In Italy we saw Matteo Salvini, leader of the right-wing Lega Nord, win 34% of the vote. This has put pressure on the strength of the coalition government in Italy. This result has bolstered the position of Lega Nord who have put forward fresh fiscal plans for Italy and demanded that their coalition partners in government - the Five Star Movement - agree to this new tax structure, otherwise they will allow the government to collapse causing fresh elections and a disruption of the budget process. Italy is the third largest economy in the eurozone with a staggering 131.2% debt to GDP, so any political instability is likely to cause some apprehension for the European Union.
China’s slowest GDP growth in nearly three decades highlights how the trade war has dampened the economy. Weaker economic growth has prompted the Chinese government to initiate a series of stimulus measures, as well as discussions around potential tax cuts. The breakdown in the US-China trade talks has reawakened the concerns we experienced in the final quarter of 2018 and this will continue until a deal is struck. We still believe that the most viable solution for growth in this area is for China to make an agreement with the US to remove the restrictive trade barriers.
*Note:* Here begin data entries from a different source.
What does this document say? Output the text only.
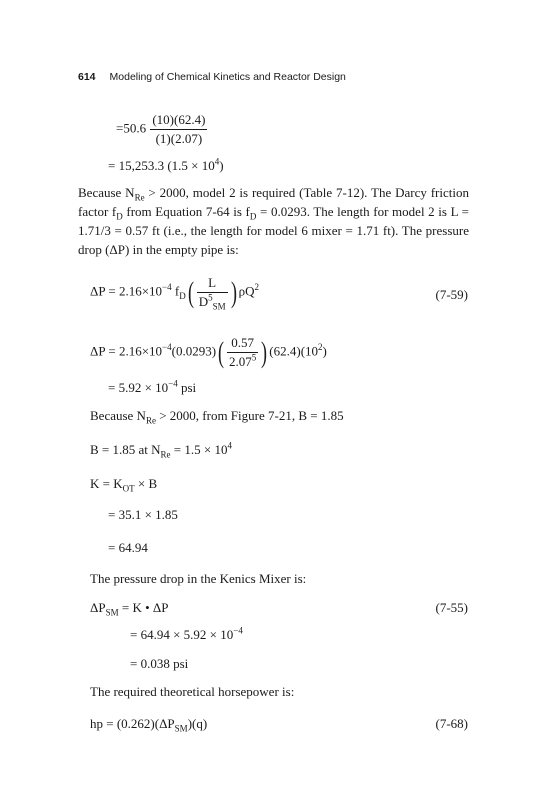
614 Modeling of Chemical Kinetics and Reactor Design
$=50.6 \frac{(10)(62.4)}{(1)(2.07)}$
= 15,253.3 $(1.5 \times 10^4)$
Because $N_{Re} > 2000$, model 2 is required (Table 7-12). The Darcy friction factor $f_D$ from Equation 7-64 is $f_D = 0.0293$. The length for model 2 is L = 1.71/3 = 0.57 ft (i.e., the length for model 6 mixer = 1.71 ft). The pressure drop (ΔP) in the empty pipe is:
$\Delta P = 2.16\times 10^{-4}$ $f_D( \frac{L}{D^5_{SM}}$ ) $\rho Q^2$	(7-59)
$\Delta P = 2.16\times 10^{-4}(0.0293)( \frac{0.57}{2.07^5}$ ) $(62.4)(10^2)$
= $5.92 \times 10^{-4}$ psi
Because $N_{Re} > 2000$, from Figure 7-21, B = 1.85
B = 1.85 at $N_{Re} = 1.5 \times 10^4$
$K = K_{OT} \times B$
= 35.1 × 1.85
= 64.94
The pressure drop in the Kenics Mixer is:
$\Delta P_{SM} = K$ • ΔP	(7-55)
= $64.94 \times 5.92 \times 10^{-4}$
= 0.038 psi
The required theoretical horsepower is:
hp = $(0.262)(\Delta P_{SM})(q)$	(7-68)
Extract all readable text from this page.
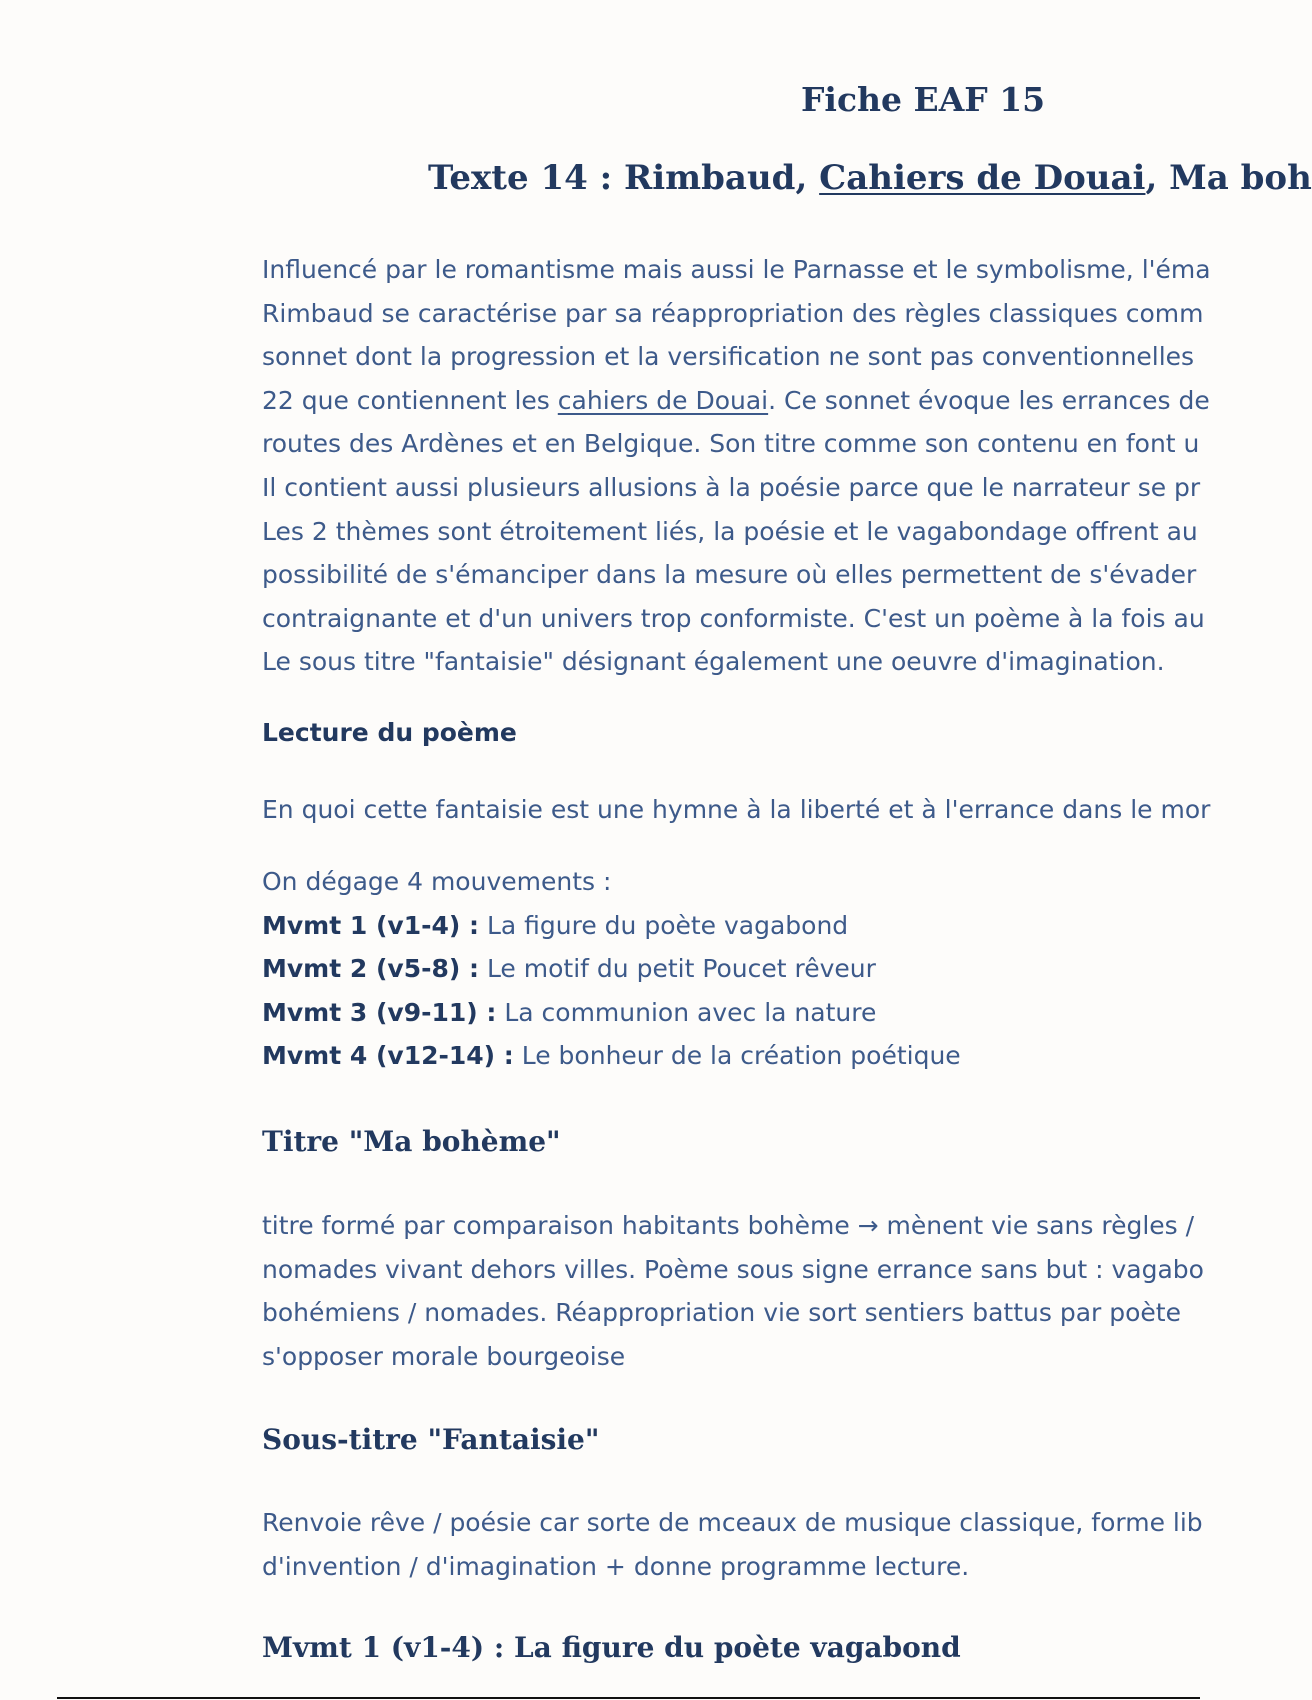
Fiche EAF 15
Texte 14 : Rimbaud, Cahiers de Douai, Ma boh
Influencé par le romantisme mais aussi le Parnasse et le symbolisme, l'éma
Rimbaud se caractérise par sa réappropriation des règles classiques comm
sonnet dont la progression et la versification ne sont pas conventionnelles
22 que contiennent les cahiers de Douai. Ce sonnet évoque les errances de
routes des Ardènes et en Belgique. Son titre comme son contenu en font u
Il contient aussi plusieurs allusions à la poésie parce que le narrateur se pr
Les 2 thèmes sont étroitement liés, la poésie et le vagabondage offrent au
possibilité de s'émanciper dans la mesure où elles permettent de s'évader
contraignante et d'un univers trop conformiste. C'est un poème à la fois au
Le sous titre "fantaisie" désignant également une oeuvre d'imagination.
Lecture du poème
En quoi cette fantaisie est une hymne à la liberté et à l'errance dans le mor
On dégage 4 mouvements :
Mvmt 1 (v1-4) : La figure du poète vagabond
Mvmt 2 (v5-8) : Le motif du petit Poucet rêveur
Mvmt 3 (v9-11) : La communion avec la nature
Mvmt 4 (v12-14) : Le bonheur de la création poétique
Titre "Ma bohème"
titre formé par comparaison habitants bohème → mènent vie sans règles /
nomades vivant dehors villes. Poème sous signe errance sans but : vagabo
bohémiens / nomades. Réappropriation vie sort sentiers battus par poète
s'opposer morale bourgeoise
Sous-titre "Fantaisie"
Renvoie rêve / poésie car sorte de mceaux de musique classique, forme lib
d'invention / d'imagination + donne programme lecture.
Mvmt 1 (v1-4) : La figure du poète vagabond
Macro events such as the breakdown in US-China talks, Brexit and the slowdown in Chinese growth are all influencing the direction of markets. The US-China talks continue to be protracted but we are hopeful that both world leaders will come to an amicable agreement to provide more certainty within the world economy. Despite the Federal Reserve dampening their outlook on domestic growth, the US is powering ahead when compared with other developed economies and we are still seeing business confidence improve which is supporting investment. The UK market will remain uncertain until the Brexit ambiguity has been resolved. The outlook for Europe is negative at present with Brexit uncertainty and US-China trade tensions being clear factors affecting this, which we believe will continue in the short term. We continue to favour fund managers that have a flexible, active approach, with a global remit, so they can asset allocate across the entire investment world (as we believe diversification is key). However, most importantly we will endeavour, on your behalf, to identify fund managers that invest in underleveraged companies with strong balance sheets as we believe that highly indebted companies will be punished in 2019, if there are any unexpected events.
Please note: The opinions expressed in this update are those of A&J Wealth Management Limited only, as at 3rd June 2019, and are subject to change. The update is for information purposes only. Source: Financial Times.